Some Bulettes, probably three Holly Plastics on the left, a later (?), smaller copy in 'aqua' and an even smaller sub-piracy to the right, but all five have the same treatment vis-à-vis paint application, and eyes, as well as similar gate-marks and such like, which is important, as while there will be six or maybe seven posts (hopefully by the end of the week!), the narrative isn't clear and many answers will remain.
 
I suspect that rather like Tai Sang, with their many farm and zoo animals, as early generics or later under Blue Box, Redbox and Sunshine Series etc . . . Holly may well have had more than one production line, or factory, or farmed some of the work out, to mates, or other enterprises, with duplicate tools, or permissioned copying, to fulfil orders?
 
This is my sample as at 2021, with the Lik Be (LB) minis in the top left corner, and most of the rest conforming to the general look of Holly Plastics, however markings are different and that's how they are sorted for now.

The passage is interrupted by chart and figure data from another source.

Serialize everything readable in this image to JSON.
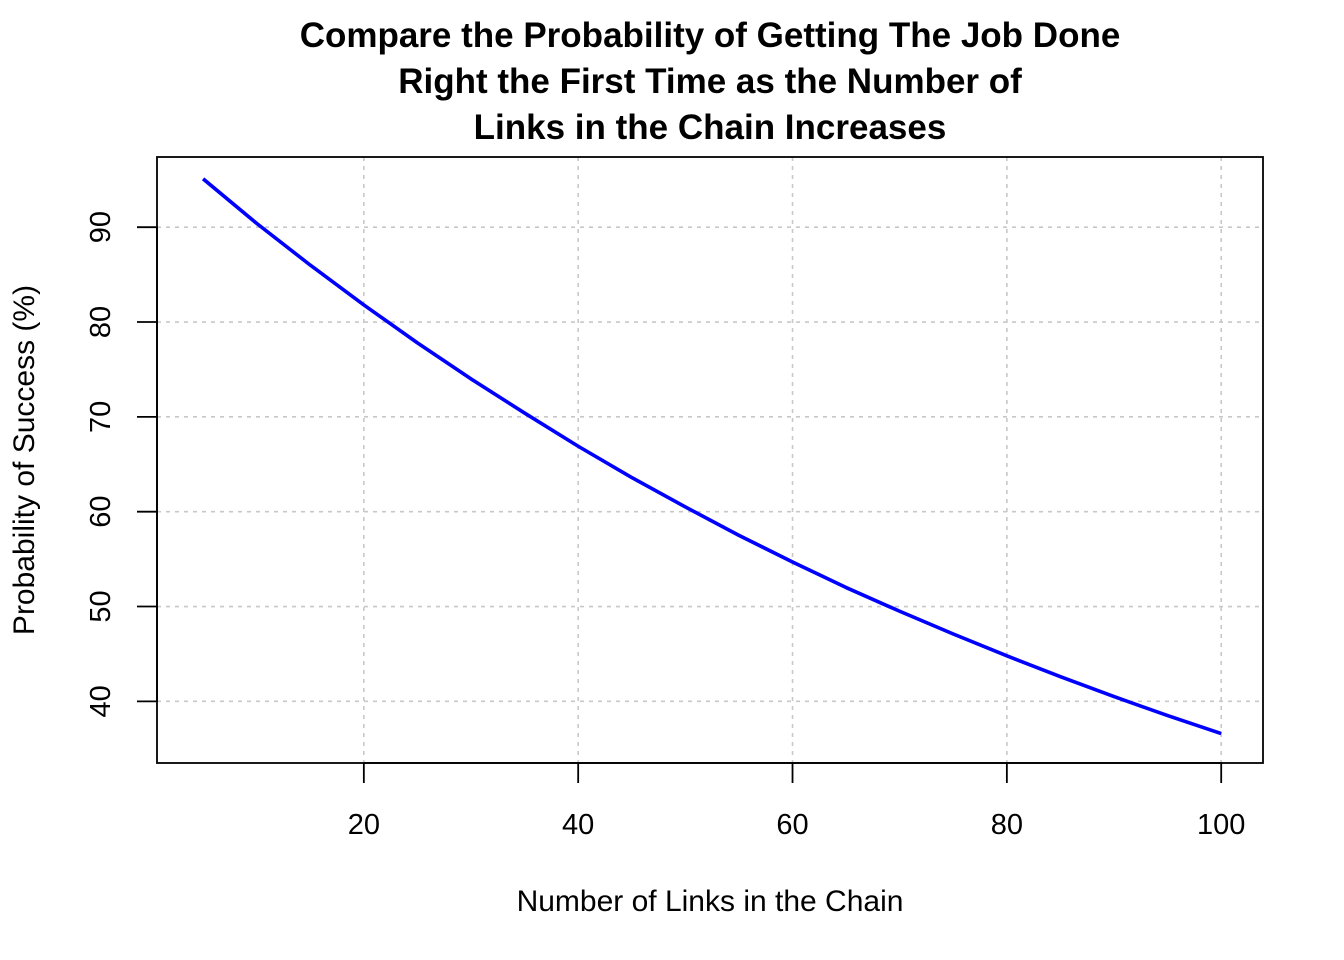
{
  "chart_data": {
    "type": "line",
    "title_lines": [
      "Compare the Probability of Getting The Job Done",
      "Right the First Time as the Number of",
      "Links in the Chain Increases"
    ],
    "xlabel": "Number of Links in the Chain",
    "ylabel": "Probability of Success (%)",
    "xlim": [
      0.7,
      103.9
    ],
    "ylim": [
      33.5,
      97.4
    ],
    "xticks": [
      20,
      40,
      60,
      80,
      100
    ],
    "yticks": [
      40,
      50,
      60,
      70,
      80,
      90
    ],
    "grid": true,
    "line_color": "#0000ff",
    "grid_color": "#c8c8c8",
    "series": [
      {
        "x": [
          5,
          10,
          15,
          20,
          25,
          30,
          35,
          40,
          45,
          50,
          55,
          60,
          65,
          70,
          75,
          80,
          85,
          90,
          95,
          100
        ],
        "values": [
          95.1,
          90.4,
          86.0,
          81.8,
          77.8,
          74.0,
          70.4,
          66.9,
          63.6,
          60.5,
          57.5,
          54.7,
          52.0,
          49.5,
          47.1,
          44.8,
          42.6,
          40.5,
          38.5,
          36.6
        ]
      }
    ]
  }
}
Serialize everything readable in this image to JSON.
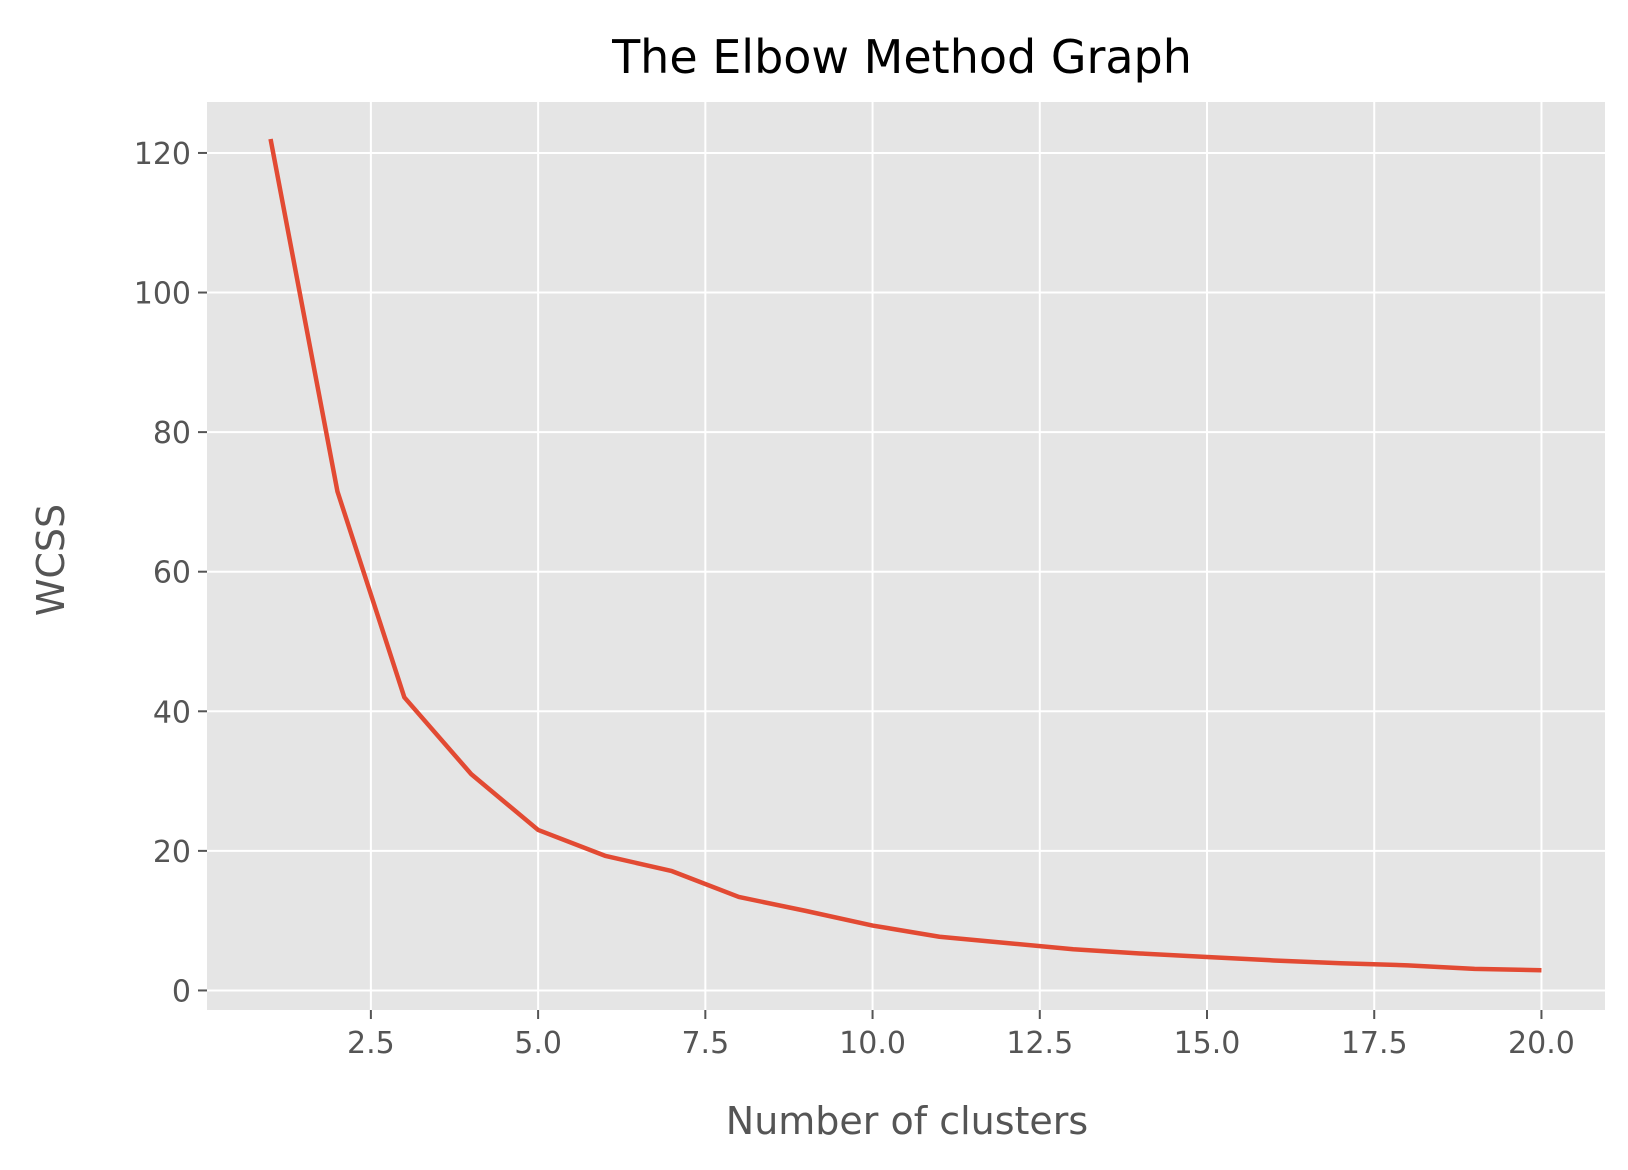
{
  "chart_data": {
    "type": "line",
    "title": "The Elbow Method Graph",
    "xlabel": "Number of clusters",
    "ylabel": "WCSS",
    "xlim": [
      0.05,
      20.95
    ],
    "ylim": [
      -2.8,
      127.3
    ],
    "grid": true,
    "legend": "none",
    "x_ticks": [
      2.5,
      5.0,
      7.5,
      10.0,
      12.5,
      15.0,
      17.5,
      20.0
    ],
    "x_tick_labels": [
      "2.5",
      "5.0",
      "7.5",
      "10.0",
      "12.5",
      "15.0",
      "17.5",
      "20.0"
    ],
    "y_ticks": [
      0,
      20,
      40,
      60,
      80,
      100,
      120
    ],
    "y_tick_labels": [
      "0",
      "20",
      "40",
      "60",
      "80",
      "100",
      "120"
    ],
    "series": [
      {
        "x": [
          1,
          2,
          3,
          4,
          5,
          6,
          7,
          8,
          9,
          10,
          11,
          12,
          13,
          14,
          15,
          16,
          17,
          18,
          19,
          20
        ],
        "values": [
          122,
          71.5,
          42,
          31,
          23,
          19.3,
          17.1,
          13.4,
          11.4,
          9.3,
          7.7,
          6.8,
          5.9,
          5.3,
          4.8,
          4.3,
          3.9,
          3.6,
          3.1,
          2.9
        ],
        "color": "#E24A33"
      }
    ],
    "colors": {
      "background": "#E5E5E5",
      "grid": "#FFFFFF",
      "tick": "#555555",
      "line": "#E24A33"
    }
  }
}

You can see (it's not the best shot, and Picasa is currently refusing to open it?!) that most of the output is more conventional dinosaurs, and ones we have seen here before.
 
The big bag, bottom centre, for instance, is basically the same contents as the set Bran Berke found for a previous Rack Toy Month, years ago, in a seaside shop in Blackpool (I think, I did ask him, but it would take too long to find the eMail!), and were, therefore still around until quite recently, while others have had an over-marking, or re-marking with 'China', since the heady days of the 1970's.
 
Here's a mixed lot, also looking like Holly with no Gygax's, but it does carry the full size versions of the two mammals, also copied by LB as mini's, in the prehistoric set we saw here, while the arrow-headed amphibian (Diplocaulus) to the far right is another one (like the Owlbear) which seems harder to find than most of the others, suggesting a tool was lost or damaged, or lost a couple of cavities, early in the full set's run?
 
Awesome Kids recent'ish set of Britains Deetail knight knock-offs, with four of the 'winged wisker' monster (Glabrezu), upon which the artwork for the above Dagar #2 comic may have been based (there are three very similar sculpts, none of which Gygax used), so some of the tool's cavities are still around, even if the whole set, or most of its parts, are lost, or, just lost on a shelf somewhere?!

Again, no Gygax types, and while you might think this to be a generic for Woolworths or Littlewoods, the old catalogue people, they had 3-spot ladybirds, for the famous clothing range, until recently, while the equally famous, or even iconic Ladybird Books had a 7-spot, so I guess this was just bandwagoning, and I think they might have been in WHSmith around '78/79? But I'm not sure why I think that?
 
Anyway, there's lots more to come, and hopefully it will all start to fall into place, or at least, make a little more sense by the end of the week. So: not really 'Gygax' monsters at all, but always going to be Gygax Monsters now!